At their graduation ceremony, Lexie
couldn’t help but feel childish and small standing alongside him on
stage as they were announced as the two winners of the Milton
Residential Scholarship Program. She had never been called “white
trash” to her face, mostly because she was no worse off than over
half of her school, whose fathers were mostly lumberjacks, miners,
or utility workers, but that’s how she felt. No mother, no money,
no real ambition. She did what she was supposed to do: she studied,
got a scholarship, and now she was leaving home to start college as
one of only a handful of her classmates to even plan on a degree--a
minor victory that paled in comparison to Duane’s
achievements.
The pretty blonde sitting next to him
monopolized his attention with her chatter. Without even speaking,
he was winning her affection. Lexie slumped in her
chair.
She tried to stay alert as the
professor led the class through the course syllabus. Ms. Whitmeyer,
a silver-haired woman in ill-fitting tweed pants, read the names of
the texts as though she were auditioning for a summer stock
production of Macbeth. Each word was so well annunciated that even
if Lexie were to drift off at some point, she imagined the
information would still drill itself into her brain. Whitmeyer
continued through page after page of text, listing the tomes her
pupils would have to slog through. Lexie pressed her fingers to her
temples, trying to push back a developing headache. Maybe a music
class would have been a better idea. Her unease was driven to a
point when the professor dropped the syllabus on the
lectern.
“
How many of you are
feminists?” Whitmeyer asked.
Snickers echoed through the room as
half the students raised their hands. Duane’s was among them;
Lexie’s was not. A tiny brunette sitting in front of Duane, wearing
a lime-green polka dot dress and heels, her hand held high, shouted
“What?!” when she saw the showing.
“
Alright, hands down. Let’s
look at a definition for a moment,” Whitmeyer continued. She
clicked her mouse to progress a slide show projected at the front
of the room, casting a sickly-green glow on the faces of the
students. On it was an excerpt from Webster’s Dictionary. It
read
feminism n. (1895) 1 : the theory of
the political, economic, and social equality of the
sexes
.
Whitmeyer tapped her index finger
beneath the work “equality” as she spoke. “Everyone got that?” she
asked, eliciting nods from the class.
“
Notice this word.

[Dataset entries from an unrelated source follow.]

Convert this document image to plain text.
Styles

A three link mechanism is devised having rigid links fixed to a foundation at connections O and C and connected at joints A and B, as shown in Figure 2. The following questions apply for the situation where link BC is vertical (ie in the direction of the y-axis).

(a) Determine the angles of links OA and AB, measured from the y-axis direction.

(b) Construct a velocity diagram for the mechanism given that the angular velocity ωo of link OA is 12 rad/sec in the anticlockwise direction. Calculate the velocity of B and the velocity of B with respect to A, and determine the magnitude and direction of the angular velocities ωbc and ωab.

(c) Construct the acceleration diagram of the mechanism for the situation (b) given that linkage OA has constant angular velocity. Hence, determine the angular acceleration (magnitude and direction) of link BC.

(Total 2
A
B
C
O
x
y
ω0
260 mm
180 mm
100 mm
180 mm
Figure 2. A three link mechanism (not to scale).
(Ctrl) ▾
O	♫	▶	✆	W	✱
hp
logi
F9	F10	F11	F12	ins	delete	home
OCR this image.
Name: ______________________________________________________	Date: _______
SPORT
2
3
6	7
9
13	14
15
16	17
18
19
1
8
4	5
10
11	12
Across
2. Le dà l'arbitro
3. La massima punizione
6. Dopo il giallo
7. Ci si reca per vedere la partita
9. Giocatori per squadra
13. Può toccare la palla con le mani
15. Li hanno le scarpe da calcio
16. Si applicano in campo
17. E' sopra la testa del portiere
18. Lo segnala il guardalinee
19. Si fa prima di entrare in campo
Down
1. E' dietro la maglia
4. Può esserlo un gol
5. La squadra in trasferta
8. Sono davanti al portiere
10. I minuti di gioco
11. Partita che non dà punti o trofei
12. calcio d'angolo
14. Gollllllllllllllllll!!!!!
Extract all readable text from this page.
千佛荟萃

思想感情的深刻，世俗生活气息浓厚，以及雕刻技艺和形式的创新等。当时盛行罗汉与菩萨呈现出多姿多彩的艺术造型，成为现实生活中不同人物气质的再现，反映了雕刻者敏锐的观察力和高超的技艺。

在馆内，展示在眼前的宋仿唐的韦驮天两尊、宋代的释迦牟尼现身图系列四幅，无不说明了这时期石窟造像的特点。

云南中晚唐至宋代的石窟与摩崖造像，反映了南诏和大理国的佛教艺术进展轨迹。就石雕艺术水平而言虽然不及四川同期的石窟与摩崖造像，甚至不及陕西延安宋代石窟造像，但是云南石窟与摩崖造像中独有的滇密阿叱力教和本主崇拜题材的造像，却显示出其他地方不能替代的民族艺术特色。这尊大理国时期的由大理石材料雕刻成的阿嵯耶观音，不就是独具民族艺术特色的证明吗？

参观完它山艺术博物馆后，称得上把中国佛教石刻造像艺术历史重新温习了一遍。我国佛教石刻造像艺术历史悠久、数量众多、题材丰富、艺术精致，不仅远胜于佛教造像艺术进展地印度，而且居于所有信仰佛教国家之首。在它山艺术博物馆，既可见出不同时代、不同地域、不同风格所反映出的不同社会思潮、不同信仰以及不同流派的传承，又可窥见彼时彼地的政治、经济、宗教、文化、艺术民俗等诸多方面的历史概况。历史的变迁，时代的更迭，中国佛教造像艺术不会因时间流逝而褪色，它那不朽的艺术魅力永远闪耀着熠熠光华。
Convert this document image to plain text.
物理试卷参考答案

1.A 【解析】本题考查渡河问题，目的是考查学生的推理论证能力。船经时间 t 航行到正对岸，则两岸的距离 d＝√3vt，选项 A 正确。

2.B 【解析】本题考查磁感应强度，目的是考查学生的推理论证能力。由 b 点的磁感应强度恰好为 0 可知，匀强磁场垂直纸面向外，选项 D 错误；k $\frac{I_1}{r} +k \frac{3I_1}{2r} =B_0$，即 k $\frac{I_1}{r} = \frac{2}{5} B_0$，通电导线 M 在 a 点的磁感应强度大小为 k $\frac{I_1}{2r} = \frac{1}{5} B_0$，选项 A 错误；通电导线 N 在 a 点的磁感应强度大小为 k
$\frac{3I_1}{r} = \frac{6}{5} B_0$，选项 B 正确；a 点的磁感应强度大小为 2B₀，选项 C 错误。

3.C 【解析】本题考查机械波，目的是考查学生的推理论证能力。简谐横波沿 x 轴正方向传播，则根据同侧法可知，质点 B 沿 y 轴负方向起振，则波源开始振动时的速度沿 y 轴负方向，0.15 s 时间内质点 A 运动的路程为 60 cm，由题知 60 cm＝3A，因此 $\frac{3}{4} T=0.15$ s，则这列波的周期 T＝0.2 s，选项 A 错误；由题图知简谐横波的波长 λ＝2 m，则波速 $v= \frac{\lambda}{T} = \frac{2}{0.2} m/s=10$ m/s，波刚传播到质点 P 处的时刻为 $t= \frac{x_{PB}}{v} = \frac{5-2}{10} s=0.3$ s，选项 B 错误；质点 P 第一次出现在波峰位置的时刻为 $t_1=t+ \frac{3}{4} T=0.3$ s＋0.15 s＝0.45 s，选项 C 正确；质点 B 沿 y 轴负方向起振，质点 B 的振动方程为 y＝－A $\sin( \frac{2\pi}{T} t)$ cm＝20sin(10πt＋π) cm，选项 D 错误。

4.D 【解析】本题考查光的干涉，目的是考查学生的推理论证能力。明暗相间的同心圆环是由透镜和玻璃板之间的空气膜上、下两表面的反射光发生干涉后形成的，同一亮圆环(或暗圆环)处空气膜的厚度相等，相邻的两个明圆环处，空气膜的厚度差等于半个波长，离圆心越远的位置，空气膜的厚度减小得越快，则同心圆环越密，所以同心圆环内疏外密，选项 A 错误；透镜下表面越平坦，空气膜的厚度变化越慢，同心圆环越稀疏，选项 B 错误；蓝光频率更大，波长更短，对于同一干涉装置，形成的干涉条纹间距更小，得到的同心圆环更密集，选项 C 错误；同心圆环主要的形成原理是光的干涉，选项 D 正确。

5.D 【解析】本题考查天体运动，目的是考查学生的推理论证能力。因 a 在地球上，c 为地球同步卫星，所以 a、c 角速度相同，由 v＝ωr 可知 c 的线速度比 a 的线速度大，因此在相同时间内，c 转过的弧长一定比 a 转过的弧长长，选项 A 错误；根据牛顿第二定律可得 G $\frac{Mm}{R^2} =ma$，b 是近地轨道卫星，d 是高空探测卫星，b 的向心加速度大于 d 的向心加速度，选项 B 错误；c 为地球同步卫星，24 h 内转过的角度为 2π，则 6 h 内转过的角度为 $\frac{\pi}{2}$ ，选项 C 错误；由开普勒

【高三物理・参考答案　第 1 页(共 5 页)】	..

What is
equality? Is it equal opportunity? Equal pay? Equal social
standing? How do we know when we achieve it? How do we know we
haven’t yet achieved it? What are the hindrances any individual or
community encounters in pursuit of equality, how do we recognize
them, and how do we defeat them? Is it even possible or
advantageous to society for everyone to achieve
equality?
“
This semester we’ll
explore equality and what it will take for our society to embrace
this concept fully, proudly, and passionately.
“
Now, for you skeptics in
the class, please note that this is the only definition. There is
no number two: Must hate men. Nor number three: The lack of a sense
of humor,” she said, earning more laughs from the class.